The boys were deeply absorbed in a marvelous invention that would make an iceboat out of an old baby carriage. Jane grinned and put her finger to her lips. “Don’t tell them,” she said to Mom. “They weren’t paying attention to what we said.”
She held out her arms for Butch. “Come, my little brown friend. Let’s go down to the pier and catch flies.” She stretched out on the hot boards and dreamed in the sun. Butchie scrambled around on the braces under the pier, snatching at shadows and frightening schools of timid minnows. In a little while the boys came down and jumped into the boat and rowed away. Janie stretched lazily. Two weeks from today, she thought, I’ll be back in school. It doesn’t seem possible. Why the summer has just begun. I don’t like to leave this. The sky will be just as blue when we’re gone, and the water will be just as warm. Of course school won’t be too bad, and this year there’ll be dancing class. I’ll waltz and waltz (she dreamed), in a pink tulle gown, with pale pink ostrich feathers in my hair.

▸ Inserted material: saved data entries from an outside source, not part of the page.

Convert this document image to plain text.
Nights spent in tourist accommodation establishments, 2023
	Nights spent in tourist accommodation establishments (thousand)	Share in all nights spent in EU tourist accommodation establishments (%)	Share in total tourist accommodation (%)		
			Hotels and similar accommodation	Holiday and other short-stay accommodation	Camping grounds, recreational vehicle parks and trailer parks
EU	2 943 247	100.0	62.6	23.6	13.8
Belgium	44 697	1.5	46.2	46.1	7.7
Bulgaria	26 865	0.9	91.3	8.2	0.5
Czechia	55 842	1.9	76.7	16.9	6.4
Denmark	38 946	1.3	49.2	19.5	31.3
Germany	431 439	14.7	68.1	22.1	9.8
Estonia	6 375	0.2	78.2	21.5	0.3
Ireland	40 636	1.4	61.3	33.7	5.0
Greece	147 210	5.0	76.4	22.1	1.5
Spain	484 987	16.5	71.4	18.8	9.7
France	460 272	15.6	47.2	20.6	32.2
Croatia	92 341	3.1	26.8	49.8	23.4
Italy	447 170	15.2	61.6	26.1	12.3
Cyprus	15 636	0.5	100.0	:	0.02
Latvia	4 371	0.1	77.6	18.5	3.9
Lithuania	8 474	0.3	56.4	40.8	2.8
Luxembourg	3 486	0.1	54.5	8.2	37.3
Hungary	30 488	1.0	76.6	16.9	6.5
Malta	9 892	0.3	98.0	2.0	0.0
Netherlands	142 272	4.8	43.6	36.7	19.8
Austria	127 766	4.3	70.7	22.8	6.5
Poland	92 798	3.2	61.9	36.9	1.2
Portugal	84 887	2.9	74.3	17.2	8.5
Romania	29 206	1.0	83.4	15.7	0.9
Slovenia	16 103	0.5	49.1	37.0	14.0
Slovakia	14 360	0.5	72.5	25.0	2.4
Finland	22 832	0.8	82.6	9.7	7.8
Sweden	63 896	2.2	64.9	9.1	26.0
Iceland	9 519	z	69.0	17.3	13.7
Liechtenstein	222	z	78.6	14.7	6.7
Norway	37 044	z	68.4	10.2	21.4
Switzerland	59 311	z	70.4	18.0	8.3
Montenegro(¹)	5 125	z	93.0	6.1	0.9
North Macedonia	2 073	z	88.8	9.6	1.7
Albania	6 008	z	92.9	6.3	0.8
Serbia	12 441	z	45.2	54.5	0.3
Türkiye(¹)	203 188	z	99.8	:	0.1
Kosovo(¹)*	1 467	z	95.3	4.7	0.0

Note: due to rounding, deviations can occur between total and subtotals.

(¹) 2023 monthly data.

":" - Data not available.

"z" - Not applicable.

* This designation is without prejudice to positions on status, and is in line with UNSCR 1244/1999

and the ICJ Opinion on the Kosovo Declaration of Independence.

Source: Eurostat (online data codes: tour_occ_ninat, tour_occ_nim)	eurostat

_Bump...._ The boys banged into the pier full force with the boat and Janie sat straight up.
“Hey, hey!” she yelled. “What are you trying to do, break the pier down? Why are you back so soon? I thought you were going fishing.”
The boys laughed at her confusion. “We caught something right away,” said Billy, “so we brought it back. Hold it up James.”
It was a small green turtle. His curved green legs pawed the air as James held him up, and his under shell was red, green, and yellow in a most interesting pattern.
“I’m going to bring him back to town and give him to Robin,” said James. “He can keep him in his bathtub.”
“I guess his Grandmother will have something to say about that,” said Jane primly.
“Well,” James argued, “why should she care if the turtle stays in the bathtub? Turtles are clean. They’re almost the cleanest creatures in the whole world, and she could lift him up if someone wanted to take a bath, couldn’t she?”
“Maybe it’s a snapper,” said Jane. “You wouldn’t like it if Robin’s Grandmother had her finger snapped off by a turtle, would you?”
“Aw,” said James in disgust. “You’re always thinking of something like that,” and gathering his turtle and his fishing tackle up in his arms, he started away. Just as he left the pier he turned and narrowed his eyes. With just one word he summed up what he thought of Jane, her arguments, her ideas, and her contemporaries.
“Dames ...” he said, witheringly.
Janie turned and hid her face in her arms, and laughed until she shook. Then she gathered up Butchie and ran for the cottage.
Grandma was peeling green apples for pie. “Grandma,” she said. “Have you noticed that this summer has been much too short?”